Unfortunately, biomass generation projects, perhaps the best system of distributed generation that we could have, basically with bagasse, seem to be moving too slow for our needs. One bioelectrical plant (BIOPOWER, a joint venture) – at least that is publicly known – is in the process of creation.
We have advanced more in photovoltaic and wind energy, but unfortunately these sources only cover a small part of the demand.
Our power plants are still using diesel fuel and when the trend in the world is the use of cheaper, more efficient and less polluting liquefied gas; while investments in new capacities in those power plants, as far as has been made public, does not seem to change from diesel and gas fuel.

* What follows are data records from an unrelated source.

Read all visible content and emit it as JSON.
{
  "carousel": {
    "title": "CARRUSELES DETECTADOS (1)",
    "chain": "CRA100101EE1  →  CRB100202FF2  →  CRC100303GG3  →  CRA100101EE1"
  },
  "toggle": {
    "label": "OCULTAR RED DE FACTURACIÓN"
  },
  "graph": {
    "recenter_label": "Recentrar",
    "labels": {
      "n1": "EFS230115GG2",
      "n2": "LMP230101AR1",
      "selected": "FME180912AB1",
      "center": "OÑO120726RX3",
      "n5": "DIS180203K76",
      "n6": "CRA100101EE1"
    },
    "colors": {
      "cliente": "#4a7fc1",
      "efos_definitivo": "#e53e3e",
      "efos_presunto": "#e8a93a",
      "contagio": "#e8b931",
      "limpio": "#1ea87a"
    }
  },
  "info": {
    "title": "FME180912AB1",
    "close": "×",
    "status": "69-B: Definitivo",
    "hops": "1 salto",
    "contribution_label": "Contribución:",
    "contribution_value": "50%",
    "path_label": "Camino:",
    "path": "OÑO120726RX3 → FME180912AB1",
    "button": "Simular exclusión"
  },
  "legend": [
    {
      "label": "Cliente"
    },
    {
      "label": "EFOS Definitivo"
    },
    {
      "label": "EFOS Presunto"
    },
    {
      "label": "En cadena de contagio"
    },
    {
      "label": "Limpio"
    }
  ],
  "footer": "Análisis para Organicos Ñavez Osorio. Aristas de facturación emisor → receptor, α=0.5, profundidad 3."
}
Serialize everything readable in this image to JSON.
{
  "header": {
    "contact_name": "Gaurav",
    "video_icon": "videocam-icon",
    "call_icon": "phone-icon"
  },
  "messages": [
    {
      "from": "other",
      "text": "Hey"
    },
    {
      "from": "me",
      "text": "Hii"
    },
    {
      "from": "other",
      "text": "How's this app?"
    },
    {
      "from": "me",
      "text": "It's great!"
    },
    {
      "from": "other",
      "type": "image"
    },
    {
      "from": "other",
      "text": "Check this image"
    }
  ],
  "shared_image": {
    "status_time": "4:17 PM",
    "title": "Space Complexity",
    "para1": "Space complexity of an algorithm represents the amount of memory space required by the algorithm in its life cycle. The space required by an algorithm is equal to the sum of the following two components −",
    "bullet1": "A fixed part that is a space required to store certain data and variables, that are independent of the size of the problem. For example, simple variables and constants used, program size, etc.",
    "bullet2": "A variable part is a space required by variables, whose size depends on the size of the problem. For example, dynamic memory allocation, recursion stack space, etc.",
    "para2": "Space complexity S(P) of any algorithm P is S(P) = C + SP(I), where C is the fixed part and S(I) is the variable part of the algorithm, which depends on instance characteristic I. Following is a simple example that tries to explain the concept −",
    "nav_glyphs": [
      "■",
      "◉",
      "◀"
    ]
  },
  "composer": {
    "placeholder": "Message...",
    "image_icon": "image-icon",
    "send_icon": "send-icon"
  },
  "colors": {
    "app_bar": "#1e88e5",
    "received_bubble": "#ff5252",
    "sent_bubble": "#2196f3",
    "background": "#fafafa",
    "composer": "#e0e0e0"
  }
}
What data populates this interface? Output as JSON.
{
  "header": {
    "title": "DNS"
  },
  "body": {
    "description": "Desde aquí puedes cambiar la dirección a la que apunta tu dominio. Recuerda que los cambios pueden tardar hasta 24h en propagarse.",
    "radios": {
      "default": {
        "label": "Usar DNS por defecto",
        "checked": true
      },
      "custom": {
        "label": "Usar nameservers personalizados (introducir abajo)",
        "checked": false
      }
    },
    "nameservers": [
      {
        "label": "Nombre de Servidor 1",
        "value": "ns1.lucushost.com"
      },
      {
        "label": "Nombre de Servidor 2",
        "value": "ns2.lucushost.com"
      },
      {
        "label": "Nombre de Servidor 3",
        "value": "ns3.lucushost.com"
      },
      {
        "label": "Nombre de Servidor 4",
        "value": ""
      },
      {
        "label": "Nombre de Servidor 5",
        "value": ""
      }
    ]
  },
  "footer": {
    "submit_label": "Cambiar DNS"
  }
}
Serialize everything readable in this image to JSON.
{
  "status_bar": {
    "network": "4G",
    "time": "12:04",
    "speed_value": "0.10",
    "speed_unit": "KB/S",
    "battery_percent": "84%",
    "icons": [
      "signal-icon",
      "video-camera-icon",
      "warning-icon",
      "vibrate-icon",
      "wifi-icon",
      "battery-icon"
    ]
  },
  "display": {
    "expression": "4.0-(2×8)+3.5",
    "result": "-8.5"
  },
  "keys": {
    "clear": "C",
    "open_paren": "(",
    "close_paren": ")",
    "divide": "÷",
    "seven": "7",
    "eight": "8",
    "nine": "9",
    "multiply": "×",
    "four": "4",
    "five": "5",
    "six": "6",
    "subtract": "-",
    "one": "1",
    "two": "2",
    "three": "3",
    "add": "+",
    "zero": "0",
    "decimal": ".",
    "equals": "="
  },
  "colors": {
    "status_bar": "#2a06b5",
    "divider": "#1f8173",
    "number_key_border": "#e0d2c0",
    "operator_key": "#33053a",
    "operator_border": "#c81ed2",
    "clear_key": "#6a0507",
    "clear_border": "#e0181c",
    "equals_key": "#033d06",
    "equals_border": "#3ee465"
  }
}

For some then, the resurgence of Motembo as a focus for oil exploitation once more appears as the great hope. Undoubtedly it would be very helpful in the short term for the MEO forecasts to become a reality, because we would see a boom period incomparable with anything before.
Hopefully by then, the dependency syndrome would be history. Because dependence is mostly a mental and cultural condition, which leads some to think that the conditions we enjoy or suffer from today will remain that way for ever.
We might avoid going from uncontrolled diabetes to terminal cirrhosis. Hopefully if we find oil, we will not turn luck and advantage into our next dependency, as was the case with sugar for many years. To have that luck, that the MEO forecast actually becomes true, then that resource should enable us to be more independent, even from oil itself.